A ‘Gamble’ on China’s Burgeoning Middle Class

The sell-off Tuesday presented investors with an opportunity to buy what Cramer called the one of the “greatest turnaround stories of the era” at a lower price: Las Vegas Sands.

Shares of the casino operator are now trading three points off its 52-week high, but just 18 months ago investors worried it wouldn’t be able to repay its debt and the stock traded below $1.50. Moody’s upgraded its debt Friday and on July 28, the company reported a “beautiful, blow-out” quarterly earnings of 17 cents a share for an 8-cent beat on revenues that increased by 50.7% from the year before.

The turnaround at Las Vegas Sands was made possible, in part, with their “huge bet” on Macau, which is one of just two Chinese cities where gambling is legal. Cramer called it the “Vegas of the People’s Republic,” where China’s booming middle class goes to spend their money. LVS now has three properties there: The Sands Macau, Venetian Macau and the Four Seasons Macau. In the most recent quarter, net revenue rose for these properties by 29 percent, 31 percent and 196 percent, respectively.
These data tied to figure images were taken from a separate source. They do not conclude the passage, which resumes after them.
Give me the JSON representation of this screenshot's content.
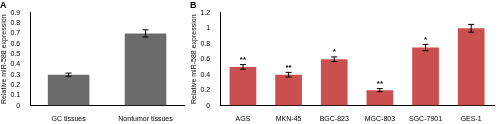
{
  "chart_data": [
    {
      "type": "bar",
      "title": "A",
      "categories": [
        "GC tissues",
        "Nontumor tissues"
      ],
      "values": [
        0.3,
        0.7
      ],
      "errors": [
        0.015,
        0.035
      ],
      "color": "#6b6b6b",
      "y_label": "Relative miR-588 expression",
      "ylim": [
        0,
        0.9
      ],
      "yticks": [
        0,
        0.1,
        0.2,
        0.3,
        0.4,
        0.5,
        0.6,
        0.7,
        0.8,
        0.9
      ],
      "grid": false
    },
    {
      "type": "bar",
      "title": "B",
      "categories": [
        "AGS",
        "MKN-45",
        "BGC-823",
        "MGC-803",
        "SGC-7901",
        "GES-1"
      ],
      "values": [
        0.5,
        0.4,
        0.6,
        0.2,
        0.75,
        1.0
      ],
      "errors": [
        0.03,
        0.03,
        0.03,
        0.02,
        0.04,
        0.05
      ],
      "annotations": [
        "**",
        "**",
        "*",
        "**",
        "*",
        null
      ],
      "color": "#c9504f",
      "y_label": "Relative miR-588 expression",
      "ylim": [
        0,
        1.2
      ],
      "yticks": [
        0,
        0.2,
        0.4,
        0.6,
        0.8,
        1,
        1.2
      ],
      "grid": false
    }
  ]
}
In July, Las Vegas Sands opened the Marina Bay Sands report in Singapore. The country awarded the casino operator one of only two licenses to develop integrated resorts. In the first 65 days of operation, the Singapore property contributed $94.5 million in adjusted earnings before interest, taxes, depreciation and amortization.

Seventy-five percent of Las Vegas Sands’ business comes from outside of the US, but the casino operator has two properties in Vegas—the Venetian and the Palazzo—and another in Pennsylvania; the Sands Bethlehem. Cramer said the Vegas properties are “performing well relative to the competition.”

Cramer said the turnaround also has to do with its balance sheet. It was so debt-laden that the company seemed it could fold in 2008. But the company raised $3 billion from its initial public offering of Sands China in November 2009, and, on Aug. 18, LVS announced it would pay down $1 billion in debt and amend its $3.9 billion credit facility, so loans aren’t due until 2015 and 2016. That way, the company won’t spend as much on interest payments and the savings go to the bottom line.

Las Vegas Sands is currently selling for 27 times next year’s earnings versus Cramer fave Wynn Resorts, which is trading at 39 times next year’s earnings. Compared to Wynn, LVS has more exposure to Macau and Singapore and more room to clean up its balance sheet. Cramer thinks LVS could go higher over time, as people come to realize the potential in China’s burgeoning middle class.

“What happens in Vegas stays in Vegas, but what happens in Macau and Singapore goes right to Las Vegas Sands’ bottom line,” Cramer said. “Today’s 5 percent pullback in the stock could end up being a gift.”